I made the mistake a while back of realizing that I hadn’t had a flat tire in a long time. Sure enough two days later I ended up pick up this spike. Now, nothing was going to stop that. But over the next couple weeks I kept flatting, and if I was honest with myself, that back tire was looking a bit squared off. It’s definitely summer now, so time for new tires.
I had been using 25mm Michelin Pro4 Service Course tires, which were an amazing switch from the 23mm Hutchinson’s I had been using before. The Michelin’s run big, and measured 28.5mm when mounted on 23mm rims. These were great tires, but I felt like trying something different, mostly just because. I also wanted to see if higher TPI tires really were more comfortable, or if it was as big of a scam as high thread count sheets. So I ordered a pair of Veloflex Corsas, also in 25mm. These tires are supposedly hand made in Italy by just a few people who left Vittoria after they moved production overseas. The main selling points for me were the 320TPI casing, available in 25mm size, and no gaudy graphics. A nice bonus was low weight (405g each), although who knows if that makes a difference.
The first thing I noticed about these tires is that they are tight! The instructions say not to use any tools when mounting, but there was no way I was going to get this thing on without a tire lever. I actually mounted both tires without tubes and let them stretch out overnight. This seemed to help a little bit (in that I could actually fit tubes in the next day). Once filled to about 90psi and left to sit overnight, it was clear that no matter how much these stretch over the coming weeks, they were going to be smaller than the Michelins. After a few days, they still measured right at 25mm on rims with a 18mm inner width.
I now have about 250 miles on these tires, so really just enough time to get some first impressions. I would say that they don’t absorb the large bumps (potholes, thanks Boston!) as well as the larger volume Michelins. They do seem to smooth things out a bit better on finer imperfections (chip-seal roads, thanks suburbs!). Grip is simliar – maybe a bit better when things are slick, but given that it’s mid summer I haven’t had the opportunity to try them in real rain yet.
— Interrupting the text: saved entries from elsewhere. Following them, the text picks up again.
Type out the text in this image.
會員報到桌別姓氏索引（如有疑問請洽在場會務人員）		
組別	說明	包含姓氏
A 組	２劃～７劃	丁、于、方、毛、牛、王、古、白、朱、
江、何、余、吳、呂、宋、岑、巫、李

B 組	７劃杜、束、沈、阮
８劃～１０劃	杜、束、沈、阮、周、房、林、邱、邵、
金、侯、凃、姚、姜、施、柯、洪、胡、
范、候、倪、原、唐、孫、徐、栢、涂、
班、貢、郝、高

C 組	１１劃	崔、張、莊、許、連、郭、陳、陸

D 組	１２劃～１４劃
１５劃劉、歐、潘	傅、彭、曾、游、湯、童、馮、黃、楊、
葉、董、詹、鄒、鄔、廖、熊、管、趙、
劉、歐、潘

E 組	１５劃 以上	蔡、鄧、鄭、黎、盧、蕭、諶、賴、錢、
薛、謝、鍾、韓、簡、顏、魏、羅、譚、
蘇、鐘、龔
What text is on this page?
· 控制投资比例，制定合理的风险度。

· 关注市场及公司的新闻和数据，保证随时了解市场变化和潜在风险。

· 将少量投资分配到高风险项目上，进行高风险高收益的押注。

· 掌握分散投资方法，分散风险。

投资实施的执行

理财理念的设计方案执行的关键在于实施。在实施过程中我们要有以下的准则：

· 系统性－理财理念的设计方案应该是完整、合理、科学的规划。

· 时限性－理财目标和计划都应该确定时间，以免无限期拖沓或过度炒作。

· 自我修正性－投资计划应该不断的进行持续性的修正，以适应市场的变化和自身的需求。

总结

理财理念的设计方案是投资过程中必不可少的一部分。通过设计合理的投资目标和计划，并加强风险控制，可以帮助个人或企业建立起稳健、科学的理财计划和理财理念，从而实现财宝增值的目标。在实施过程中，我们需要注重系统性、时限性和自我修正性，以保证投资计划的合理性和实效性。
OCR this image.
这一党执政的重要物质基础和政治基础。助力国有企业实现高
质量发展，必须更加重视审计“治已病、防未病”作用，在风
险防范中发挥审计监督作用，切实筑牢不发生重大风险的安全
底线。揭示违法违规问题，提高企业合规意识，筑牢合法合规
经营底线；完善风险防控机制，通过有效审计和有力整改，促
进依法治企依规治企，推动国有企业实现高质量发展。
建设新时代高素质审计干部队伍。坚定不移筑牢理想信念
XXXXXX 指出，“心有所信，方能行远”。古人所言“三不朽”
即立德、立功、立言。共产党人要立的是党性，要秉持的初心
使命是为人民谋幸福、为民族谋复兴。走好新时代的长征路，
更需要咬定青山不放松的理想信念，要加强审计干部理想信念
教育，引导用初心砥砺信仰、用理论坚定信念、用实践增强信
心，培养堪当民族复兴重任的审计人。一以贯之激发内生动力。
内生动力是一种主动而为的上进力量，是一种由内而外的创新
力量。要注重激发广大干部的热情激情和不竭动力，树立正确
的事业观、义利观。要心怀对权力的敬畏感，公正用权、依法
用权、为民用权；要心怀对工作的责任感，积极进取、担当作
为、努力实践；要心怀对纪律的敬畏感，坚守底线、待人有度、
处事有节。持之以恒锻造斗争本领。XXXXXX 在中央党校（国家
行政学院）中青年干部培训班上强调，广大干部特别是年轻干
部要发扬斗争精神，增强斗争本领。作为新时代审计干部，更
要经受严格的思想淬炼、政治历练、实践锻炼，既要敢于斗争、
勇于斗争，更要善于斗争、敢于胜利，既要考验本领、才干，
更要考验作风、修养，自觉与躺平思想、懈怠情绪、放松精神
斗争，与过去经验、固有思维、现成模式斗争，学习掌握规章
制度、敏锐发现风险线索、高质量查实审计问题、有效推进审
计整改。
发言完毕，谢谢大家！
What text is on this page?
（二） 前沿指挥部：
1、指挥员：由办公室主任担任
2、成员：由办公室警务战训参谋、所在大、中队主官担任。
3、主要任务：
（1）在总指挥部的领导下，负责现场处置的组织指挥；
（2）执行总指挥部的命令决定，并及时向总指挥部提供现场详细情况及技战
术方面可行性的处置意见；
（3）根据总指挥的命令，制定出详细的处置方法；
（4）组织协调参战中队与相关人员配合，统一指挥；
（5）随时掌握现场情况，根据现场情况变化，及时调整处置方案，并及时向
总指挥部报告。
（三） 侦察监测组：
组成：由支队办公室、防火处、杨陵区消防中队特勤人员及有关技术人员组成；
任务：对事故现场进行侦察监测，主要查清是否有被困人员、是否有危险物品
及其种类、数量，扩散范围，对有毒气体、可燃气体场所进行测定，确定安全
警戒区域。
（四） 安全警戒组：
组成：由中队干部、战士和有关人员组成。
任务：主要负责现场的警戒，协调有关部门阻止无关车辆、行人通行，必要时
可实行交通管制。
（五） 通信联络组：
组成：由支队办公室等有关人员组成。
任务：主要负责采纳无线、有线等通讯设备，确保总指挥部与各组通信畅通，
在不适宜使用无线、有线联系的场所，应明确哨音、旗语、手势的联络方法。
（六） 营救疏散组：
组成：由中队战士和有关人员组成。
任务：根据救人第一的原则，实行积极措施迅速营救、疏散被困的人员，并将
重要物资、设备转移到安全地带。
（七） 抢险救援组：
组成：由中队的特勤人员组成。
All in all I’d say this was a lateral move. Different, not necessarily better. But also not necessarily worse. Probably depends on your road surface. I’d bet that a 28mm high TPI tire would best the Michelin Pro4 since they would be closer in size. Sadly 25mm is the biggest clincher that Veloflex makes (they do have a 27mm tubular). Maybe when these wear out I’ll give the 27mm Challenge Paris-Roubaix or Vittoria Open Pave a try.